Kepindahannya ke Yogyakarta kemudian menjadi katalis penting. Di kota inilah Danang membentuk sebuah grup musik funk bersama rekan-rekan sekolahnya, yang kelak berhasil menyabet sejumlah penghargaan di berbagai kompetisi lokal. Eksplorasinya berlanjut ketika ia bergabung dengan unit folk asal Yogyakarta, Tik! Tok!, di mana ia memegang kendali atas departemen gitar ritme sekaligus mengukuhkan diri sebagai penulis lagu utama bagi grup tersebut.
Lahirnya Tashoora: Kendaraan Penghantar Pesan
Pada bulan September 2016, Danang bersama Dita Permatas dan Gusti Arirang membidani lahirnya Tashoora di Yogyakarta.

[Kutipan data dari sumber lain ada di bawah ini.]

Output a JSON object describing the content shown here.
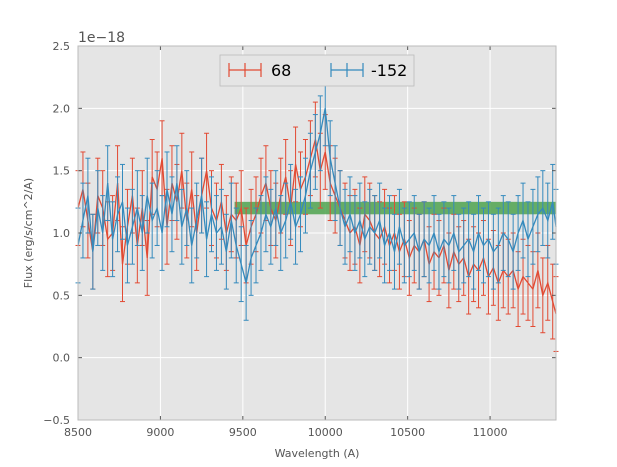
{
  "chart_data": {
    "type": "line",
    "title": "",
    "xlabel": "Wavelength (A)",
    "ylabel": "Flux (erg/s/cm^2/A)",
    "offset_text": "1e−18",
    "xlim": [
      8500,
      11400
    ],
    "ylim": [
      -0.5,
      2.5
    ],
    "xticks": [
      8500,
      9000,
      9500,
      10000,
      10500,
      11000
    ],
    "xtick_labels": [
      "8500",
      "9000",
      "9500",
      "10000",
      "10500",
      "11000"
    ],
    "yticks": [
      -0.5,
      0.0,
      0.5,
      1.0,
      1.5,
      2.0,
      2.5
    ],
    "ytick_labels": [
      "−0.5",
      "0.0",
      "0.5",
      "1.0",
      "1.5",
      "2.0",
      "2.5"
    ],
    "grid": true,
    "legend_position": "upper-center",
    "band": {
      "x": [
        9450,
        11400
      ],
      "y": [
        1.15,
        1.25
      ],
      "color": "#4fa34f"
    },
    "series": [
      {
        "name": "68",
        "color": "#e24a33",
        "x": [
          8500,
          8530,
          8560,
          8590,
          8620,
          8650,
          8680,
          8710,
          8740,
          8770,
          8800,
          8830,
          8860,
          8890,
          8920,
          8950,
          8980,
          9010,
          9040,
          9070,
          9100,
          9130,
          9160,
          9190,
          9220,
          9250,
          9280,
          9310,
          9340,
          9370,
          9400,
          9430,
          9460,
          9490,
          9520,
          9550,
          9580,
          9610,
          9640,
          9670,
          9700,
          9730,
          9760,
          9790,
          9820,
          9850,
          9880,
          9910,
          9940,
          9970,
          10000,
          10030,
          10060,
          10090,
          10120,
          10150,
          10180,
          10210,
          10240,
          10270,
          10300,
          10330,
          10360,
          10390,
          10420,
          10450,
          10480,
          10510,
          10540,
          10570,
          10600,
          10630,
          10660,
          10690,
          10720,
          10750,
          10780,
          10810,
          10840,
          10870,
          10900,
          10930,
          10960,
          10990,
          11020,
          11050,
          11080,
          11110,
          11140,
          11170,
          11200,
          11230,
          11260,
          11290,
          11320,
          11350,
          11380,
          11400
        ],
        "y": [
          1.2,
          1.35,
          1.1,
          0.85,
          1.3,
          1.2,
          0.95,
          1.0,
          1.4,
          0.75,
          1.05,
          1.3,
          0.9,
          1.2,
          0.8,
          1.45,
          1.35,
          1.6,
          1.05,
          1.4,
          1.25,
          1.5,
          1.1,
          1.35,
          1.0,
          1.3,
          1.5,
          1.2,
          1.1,
          1.25,
          1.0,
          1.15,
          1.1,
          1.2,
          0.9,
          1.05,
          1.15,
          1.3,
          1.4,
          1.2,
          1.1,
          1.3,
          1.45,
          1.2,
          1.55,
          1.35,
          1.45,
          1.6,
          1.75,
          1.5,
          1.65,
          1.4,
          1.3,
          1.2,
          1.1,
          1.0,
          1.05,
          0.9,
          1.15,
          1.1,
          1.0,
          0.95,
          1.05,
          0.9,
          1.0,
          0.85,
          0.95,
          0.8,
          0.9,
          0.85,
          0.95,
          0.75,
          0.85,
          0.8,
          0.9,
          0.7,
          0.85,
          0.75,
          0.8,
          0.65,
          0.75,
          0.7,
          0.8,
          0.65,
          0.72,
          0.6,
          0.7,
          0.65,
          0.7,
          0.55,
          0.65,
          0.6,
          0.55,
          0.7,
          0.5,
          0.6,
          0.45,
          0.35
        ],
        "err": 0.3
      },
      {
        "name": "-152",
        "color": "#348abd",
        "x": [
          8500,
          8530,
          8560,
          8590,
          8620,
          8650,
          8680,
          8710,
          8740,
          8770,
          8800,
          8830,
          8860,
          8890,
          8920,
          8950,
          8980,
          9010,
          9040,
          9070,
          9100,
          9130,
          9160,
          9190,
          9220,
          9250,
          9280,
          9310,
          9340,
          9370,
          9400,
          9430,
          9460,
          9490,
          9520,
          9550,
          9580,
          9610,
          9640,
          9670,
          9700,
          9730,
          9760,
          9790,
          9820,
          9850,
          9880,
          9910,
          9940,
          9970,
          10000,
          10030,
          10060,
          10090,
          10120,
          10150,
          10180,
          10210,
          10240,
          10270,
          10300,
          10330,
          10360,
          10390,
          10420,
          10450,
          10480,
          10510,
          10540,
          10570,
          10600,
          10630,
          10660,
          10690,
          10720,
          10750,
          10780,
          10810,
          10840,
          10870,
          10900,
          10930,
          10960,
          10990,
          11020,
          11050,
          11080,
          11110,
          11140,
          11170,
          11200,
          11230,
          11260,
          11290,
          11320,
          11350,
          11380,
          11400
        ],
        "y": [
          0.9,
          1.1,
          1.3,
          0.85,
          1.2,
          1.0,
          1.4,
          0.95,
          1.15,
          1.25,
          0.9,
          1.05,
          1.2,
          1.0,
          1.3,
          1.1,
          1.2,
          1.0,
          1.35,
          1.15,
          1.4,
          1.05,
          1.2,
          0.9,
          1.1,
          1.3,
          0.95,
          1.15,
          1.0,
          1.05,
          0.85,
          1.1,
          0.9,
          0.75,
          0.6,
          0.8,
          0.9,
          1.0,
          1.15,
          1.05,
          1.2,
          1.0,
          1.1,
          1.25,
          1.05,
          1.15,
          1.3,
          1.5,
          1.65,
          1.8,
          2.0,
          1.6,
          1.4,
          1.2,
          1.05,
          1.15,
          1.0,
          1.1,
          0.95,
          1.05,
          1.0,
          1.1,
          0.9,
          1.0,
          0.85,
          1.05,
          0.9,
          0.95,
          1.0,
          0.85,
          0.95,
          0.9,
          1.0,
          0.85,
          0.95,
          0.9,
          1.0,
          0.85,
          0.9,
          0.95,
          0.85,
          1.0,
          0.9,
          0.95,
          0.85,
          0.9,
          1.0,
          0.95,
          0.85,
          1.0,
          1.1,
          0.95,
          1.05,
          1.15,
          1.2,
          1.1,
          1.25,
          1.05
        ],
        "err": 0.3
      }
    ]
  }
}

Sejak awal terbentuk, band ini telah mematok visi yang jelas: mereka menolak berkompromi dengan lirik kosong dan merancang karya murni sebagai medium penyampai pesan-pesan esensial.
Kisah di Balik "Sintas"
Menjelang akhir tahun 2019, Tashoora menginisiasi kolaborasi bersama Narasi dan PUSAD Paramadina. Sinergi ini melahirkan sebuah karya yang didedikasikan khusus bagi para penyintas diskriminasi. Lagu tersebut membingkai narasi haru tentang proses seorang manusia belajar merangkul masa lalunya yang getir demi melanjutkan kehidupan.
Tembang yang kemudian diberi tajuk "Sintas" ini akhirnya diperdengarkan secara resmi ke ruang publik pada Februari 2020, melalui sebuah gelaran jumpa pers di Yogyakarta.

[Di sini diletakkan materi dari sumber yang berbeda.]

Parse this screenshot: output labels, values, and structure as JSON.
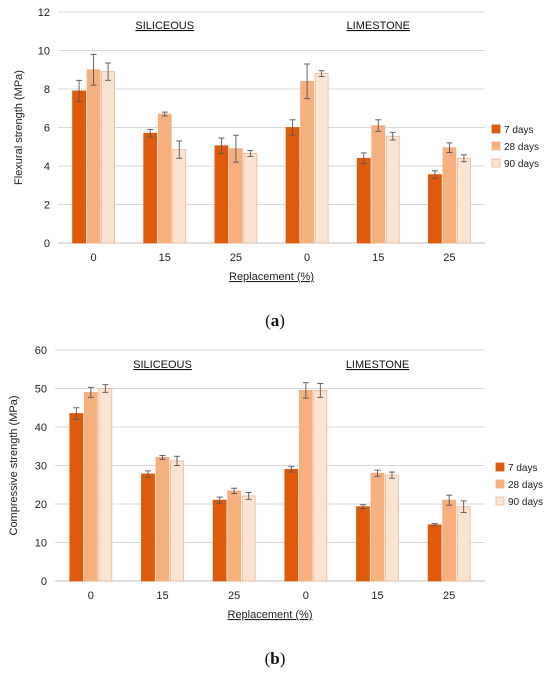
{
  "chart_data": [
    {
      "type": "bar",
      "panel_label": "a",
      "ylabel": "Flexural strength (MPa)",
      "xlabel": "Replacement (%)",
      "ylim": [
        0,
        12
      ],
      "yticks": [
        0,
        2,
        4,
        6,
        8,
        10,
        12
      ],
      "grid": true,
      "legend_position": "right",
      "groups": [
        "SILICEOUS",
        "LIMESTONE"
      ],
      "categories": [
        "0",
        "15",
        "25",
        "0",
        "15",
        "25"
      ],
      "series": [
        {
          "name": "7 days",
          "color": "#e05a0c",
          "values": [
            7.9,
            5.7,
            5.05,
            6.0,
            4.4,
            3.55
          ],
          "errors": [
            0.55,
            0.2,
            0.4,
            0.4,
            0.28,
            0.2
          ]
        },
        {
          "name": "28 days",
          "color": "#f6b07d",
          "values": [
            9.0,
            6.7,
            4.9,
            8.4,
            6.1,
            4.95
          ],
          "errors": [
            0.8,
            0.1,
            0.7,
            0.9,
            0.3,
            0.25
          ]
        },
        {
          "name": "90 days",
          "color": "#fbe3d2",
          "values": [
            8.9,
            4.85,
            4.65,
            8.8,
            5.55,
            4.4
          ],
          "errors": [
            0.45,
            0.45,
            0.15,
            0.15,
            0.2,
            0.18
          ]
        }
      ]
    },
    {
      "type": "bar",
      "panel_label": "b",
      "ylabel": "Compressive strength (MPa)",
      "xlabel": "Replacement (%)",
      "ylim": [
        0,
        60
      ],
      "yticks": [
        0,
        10,
        20,
        30,
        40,
        50,
        60
      ],
      "grid": true,
      "legend_position": "right",
      "groups": [
        "SILICEOUS",
        "LIMESTONE"
      ],
      "categories": [
        "0",
        "15",
        "25",
        "0",
        "15",
        "25"
      ],
      "series": [
        {
          "name": "7 days",
          "color": "#e05a0c",
          "values": [
            43.5,
            27.8,
            21.0,
            29.0,
            19.3,
            14.6
          ],
          "errors": [
            1.5,
            0.8,
            0.8,
            0.7,
            0.5,
            0.3
          ]
        },
        {
          "name": "28 days",
          "color": "#f6b07d",
          "values": [
            49.0,
            32.1,
            23.4,
            49.5,
            28.0,
            21.0
          ],
          "errors": [
            1.3,
            0.5,
            0.7,
            2.0,
            0.8,
            1.3
          ]
        },
        {
          "name": "90 days",
          "color": "#fbe3d2",
          "values": [
            50.0,
            31.2,
            22.1,
            49.5,
            27.5,
            19.3
          ],
          "errors": [
            1.0,
            1.2,
            0.9,
            1.8,
            0.8,
            1.5
          ]
        }
      ]
    }
  ]
}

Musik sebagai Ruang Ekspresi Diri
Di luar ranah karya rekamannya, Danang juga vokal menyuarakan kebebasan berekspresi. Saat tampil dalam siniar Punggung Panggung pada tahun 2021, ia menegaskan bahwa penggunaan tata rias (makeup) pada dasarnya merupakan bentuk ekspresi personal yang tidak sepatutnya dibatasi oleh konstruksi gender.

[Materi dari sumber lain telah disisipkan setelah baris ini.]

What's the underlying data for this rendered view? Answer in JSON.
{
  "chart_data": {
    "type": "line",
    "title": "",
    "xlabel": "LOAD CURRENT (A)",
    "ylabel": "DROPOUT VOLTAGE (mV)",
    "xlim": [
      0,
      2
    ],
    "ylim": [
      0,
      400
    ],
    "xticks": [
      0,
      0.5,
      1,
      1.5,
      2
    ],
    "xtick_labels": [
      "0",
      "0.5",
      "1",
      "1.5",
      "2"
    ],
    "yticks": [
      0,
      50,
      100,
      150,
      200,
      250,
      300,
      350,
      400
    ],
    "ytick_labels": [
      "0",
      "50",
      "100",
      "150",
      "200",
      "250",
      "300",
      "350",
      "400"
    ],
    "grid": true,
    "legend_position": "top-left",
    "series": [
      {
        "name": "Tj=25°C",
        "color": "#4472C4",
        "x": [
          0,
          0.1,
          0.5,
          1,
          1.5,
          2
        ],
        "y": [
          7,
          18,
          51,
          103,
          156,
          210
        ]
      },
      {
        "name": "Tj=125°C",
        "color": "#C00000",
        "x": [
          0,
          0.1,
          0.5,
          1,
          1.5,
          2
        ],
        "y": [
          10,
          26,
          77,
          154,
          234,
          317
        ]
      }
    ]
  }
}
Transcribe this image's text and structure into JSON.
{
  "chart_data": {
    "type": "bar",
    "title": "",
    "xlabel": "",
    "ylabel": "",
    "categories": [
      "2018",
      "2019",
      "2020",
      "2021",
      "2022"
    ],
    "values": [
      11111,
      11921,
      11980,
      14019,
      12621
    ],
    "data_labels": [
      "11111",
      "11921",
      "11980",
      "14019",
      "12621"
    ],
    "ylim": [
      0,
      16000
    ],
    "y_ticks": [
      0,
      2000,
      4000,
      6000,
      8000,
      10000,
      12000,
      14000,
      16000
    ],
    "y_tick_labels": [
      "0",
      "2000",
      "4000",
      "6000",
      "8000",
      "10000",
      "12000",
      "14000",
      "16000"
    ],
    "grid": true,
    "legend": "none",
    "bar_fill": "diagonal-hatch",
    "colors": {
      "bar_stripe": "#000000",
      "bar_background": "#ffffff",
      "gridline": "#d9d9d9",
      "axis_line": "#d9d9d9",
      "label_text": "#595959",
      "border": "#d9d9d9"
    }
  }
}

Cara pandang ini beresonansi sempurna dengan komitmen Tashoora yang terus menyuarakan kesetaraan dan hak asasi. Baginya, panggung bukan sekadar tempat beraksi, melainkan ruang interaksi. Ketika pandemi memaksa industri hiburan tiarap, Danang sempat menuturkan kepada Kompas.id pada April 2021 bahwa berinteraksi secara langsung dengan pendengar adalah salah satu esensi paling bermakna dari profesinya sebagai musisi.
Mengapa Danang Joedodarmo Patut Disimak
Sebagai gerbang awal untuk menyelami diskografinya, "Sintas" adalah pilihan yang paling tepat. Lahir dari rahim cerita para penyintas dan digarap bersama Narasi serta PUSAD Paramadina, lagu ini menyajikan potret paling jernih mengenai apa yang diperjuangkan oleh Tashoora. Dari titik inilah, keseluruhan katalog musik mereka akan terasa jauh lebih masuk akal dan bernyawa.